# Xcode, Code::Blocks ouverture et fermeture de fichiers



## taninonausikaa (20 Mai 2011)

Bonjour, 

J'utilise un mac OS pour coder en C++. J'ai besoin de lire un fichier .tsp. 
Pour ça j'utilise:

#include <iostream>
#include <fstream>
#include <sstream>
#include <cstring>
#include <string>

et d'autres mais je pense qu'ils ne servent pas à lire les fichiers. 

Et dans une fonction j'ai:

ifstream fic(nom_fichier.c_str());
if(fic.fail())
cout<< "le fichier n'existe pas!"<<endl;
et sinon je lis les lignes les unes après les autres.

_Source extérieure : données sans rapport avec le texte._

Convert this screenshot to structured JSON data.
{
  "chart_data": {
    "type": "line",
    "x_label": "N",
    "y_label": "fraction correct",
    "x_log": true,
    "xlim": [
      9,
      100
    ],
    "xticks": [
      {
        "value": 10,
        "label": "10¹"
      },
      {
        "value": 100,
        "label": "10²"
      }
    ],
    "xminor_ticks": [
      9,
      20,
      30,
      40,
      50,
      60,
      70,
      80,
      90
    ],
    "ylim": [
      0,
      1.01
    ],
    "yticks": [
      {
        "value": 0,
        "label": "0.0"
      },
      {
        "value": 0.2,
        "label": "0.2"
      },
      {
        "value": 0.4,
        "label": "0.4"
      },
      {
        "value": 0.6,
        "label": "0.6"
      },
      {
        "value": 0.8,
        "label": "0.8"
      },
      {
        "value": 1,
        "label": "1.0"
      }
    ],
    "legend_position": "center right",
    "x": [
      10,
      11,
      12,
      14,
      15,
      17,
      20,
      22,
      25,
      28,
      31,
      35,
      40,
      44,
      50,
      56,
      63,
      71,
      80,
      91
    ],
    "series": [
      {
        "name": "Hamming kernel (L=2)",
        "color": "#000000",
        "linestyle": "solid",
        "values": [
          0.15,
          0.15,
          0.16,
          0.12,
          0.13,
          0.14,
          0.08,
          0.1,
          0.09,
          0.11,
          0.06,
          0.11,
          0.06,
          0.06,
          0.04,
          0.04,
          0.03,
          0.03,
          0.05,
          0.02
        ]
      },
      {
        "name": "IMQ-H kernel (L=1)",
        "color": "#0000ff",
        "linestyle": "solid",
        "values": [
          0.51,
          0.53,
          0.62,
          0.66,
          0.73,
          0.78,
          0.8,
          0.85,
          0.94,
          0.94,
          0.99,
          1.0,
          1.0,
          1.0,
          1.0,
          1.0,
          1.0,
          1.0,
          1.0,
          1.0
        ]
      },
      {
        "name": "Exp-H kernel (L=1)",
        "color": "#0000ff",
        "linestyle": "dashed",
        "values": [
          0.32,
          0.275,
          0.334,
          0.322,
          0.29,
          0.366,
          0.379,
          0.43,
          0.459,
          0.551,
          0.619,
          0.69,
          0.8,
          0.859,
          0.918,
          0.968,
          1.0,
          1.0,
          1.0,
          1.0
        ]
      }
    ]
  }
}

Sous linux, j'ai déjà utilisé cette méthode qui marchait très bien. Sous mac, même si j'ai le fichier.tsp dans le bon répertoire, il me répond que le fichier n'existe pas. 

Quelqu'un sait pourquoi ça ne marche pas?

merci d'avance pour votre aide!!!!


----------



## ntx (20 Mai 2011)

taninonausikaa a dit:


> Sous mac, même si j'ai le fichier.tsp dans le bon répertoire


Ca c'est toi qui le dit  Un ls avec ce nom dans un terminal te répond positivement ?


----------



## taninonausikaa (23 Mai 2011)

merci ntx pour ta réponse... mais oui, le ls est formel!!! 

mon fichier est bien dans le bon répertoire... je ne comprends pas pourquoi ça fait ça. la bibliothèque fstream est installée comment? (peut-être que c'est ça mon problème finalement)


----------



## ntx (23 Mai 2011)

taninonausikaa a dit:


> la bibliothèque fstream est installée comment? (peut-être que c'est ça mon problème finalement)


Si elle n'était pas là, le compilo et le linker l'auraient vu. 

Ton chemin ne comporte pas un ~ par hasard ?


----------



## taninonausikaa (24 Mai 2011)

nop!!! c'est vraiment bizarre... 

J'ai installé Eclipse du coup, pour voir... et ça marche!!! donc je comprends plus rien mais je peux bosser 

en tous cas merci beaucoup


----------